For U.S. policymakers:
– The choice is clear: keep raising barriers in a tight global market, or make it easier for people to study, meet, and visit—and rebuild the steady growth that defined the last two decades.
If the past two months are any guide, getting that balance right will decide whether the summer of 2025 goes down as a blip—or the start of a longer slide.

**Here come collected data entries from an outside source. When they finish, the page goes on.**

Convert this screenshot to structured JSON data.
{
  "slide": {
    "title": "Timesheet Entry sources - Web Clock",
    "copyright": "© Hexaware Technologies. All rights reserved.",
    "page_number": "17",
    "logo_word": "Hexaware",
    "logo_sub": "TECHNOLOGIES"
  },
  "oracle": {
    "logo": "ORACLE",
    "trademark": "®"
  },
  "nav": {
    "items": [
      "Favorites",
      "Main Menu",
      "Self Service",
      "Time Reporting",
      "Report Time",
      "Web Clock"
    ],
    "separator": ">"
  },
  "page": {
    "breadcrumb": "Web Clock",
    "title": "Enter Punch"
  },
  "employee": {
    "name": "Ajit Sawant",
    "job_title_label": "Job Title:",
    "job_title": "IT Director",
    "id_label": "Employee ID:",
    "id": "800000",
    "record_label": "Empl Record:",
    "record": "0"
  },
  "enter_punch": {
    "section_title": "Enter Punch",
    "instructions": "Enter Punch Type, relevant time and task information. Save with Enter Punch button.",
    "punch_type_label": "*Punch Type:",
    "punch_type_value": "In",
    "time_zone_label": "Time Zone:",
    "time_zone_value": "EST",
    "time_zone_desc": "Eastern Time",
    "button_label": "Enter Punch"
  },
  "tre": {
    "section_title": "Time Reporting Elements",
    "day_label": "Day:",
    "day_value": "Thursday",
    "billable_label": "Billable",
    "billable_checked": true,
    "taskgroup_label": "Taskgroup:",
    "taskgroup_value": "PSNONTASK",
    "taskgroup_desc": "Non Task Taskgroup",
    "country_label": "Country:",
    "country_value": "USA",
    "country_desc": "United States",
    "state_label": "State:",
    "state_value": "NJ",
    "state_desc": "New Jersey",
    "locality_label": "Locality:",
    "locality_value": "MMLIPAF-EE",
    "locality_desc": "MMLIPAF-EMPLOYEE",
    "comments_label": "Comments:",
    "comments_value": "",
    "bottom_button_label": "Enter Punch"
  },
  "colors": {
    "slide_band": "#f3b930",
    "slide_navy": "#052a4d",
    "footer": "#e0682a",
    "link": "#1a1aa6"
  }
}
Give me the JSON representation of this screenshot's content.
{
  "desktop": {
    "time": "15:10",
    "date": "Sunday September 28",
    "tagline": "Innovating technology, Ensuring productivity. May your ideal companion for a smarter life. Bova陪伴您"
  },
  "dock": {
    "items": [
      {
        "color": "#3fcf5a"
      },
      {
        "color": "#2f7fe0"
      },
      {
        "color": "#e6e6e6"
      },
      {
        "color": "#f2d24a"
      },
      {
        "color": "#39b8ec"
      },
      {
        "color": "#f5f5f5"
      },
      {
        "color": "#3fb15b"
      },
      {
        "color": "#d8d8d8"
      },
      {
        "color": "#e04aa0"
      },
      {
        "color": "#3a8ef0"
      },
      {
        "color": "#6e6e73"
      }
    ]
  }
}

Frequently Asked Questions
This Article in a Nutshell
June 2025 marked the first decline in Indian visitors to the U.S. (excluding COVID) in 24 years: arrivals fell 8% to about 210,000, with July provisional data down another 5.5%. India remains a top source market, but reduced student travel—driven by consular backlogs, narrower interview waivers, and higher FY2025 fees—has been especially damaging. Safety incidents and aviation disruptions, including Pakistan’s airspace closure and an Air India crash, worsened route reliability. Cuts to Brand USA marketing and tighter U.S. visa policies have allowed alternative destinations in Asia and the Middle East to capture more travelers. The decline threatens university enrollments, gateway-city economies, and business travel rhythms. Practical steps for Indian travelers include earlier visa applications, complete documentation, monitoring consulate wait times, and planning for longer flight routes. Policymakers face pressure to restore waiver flexibility, increase targeted marketing, and reduce extreme wait times ahead of major events like the 2026 World Cup and 2028 Olympics.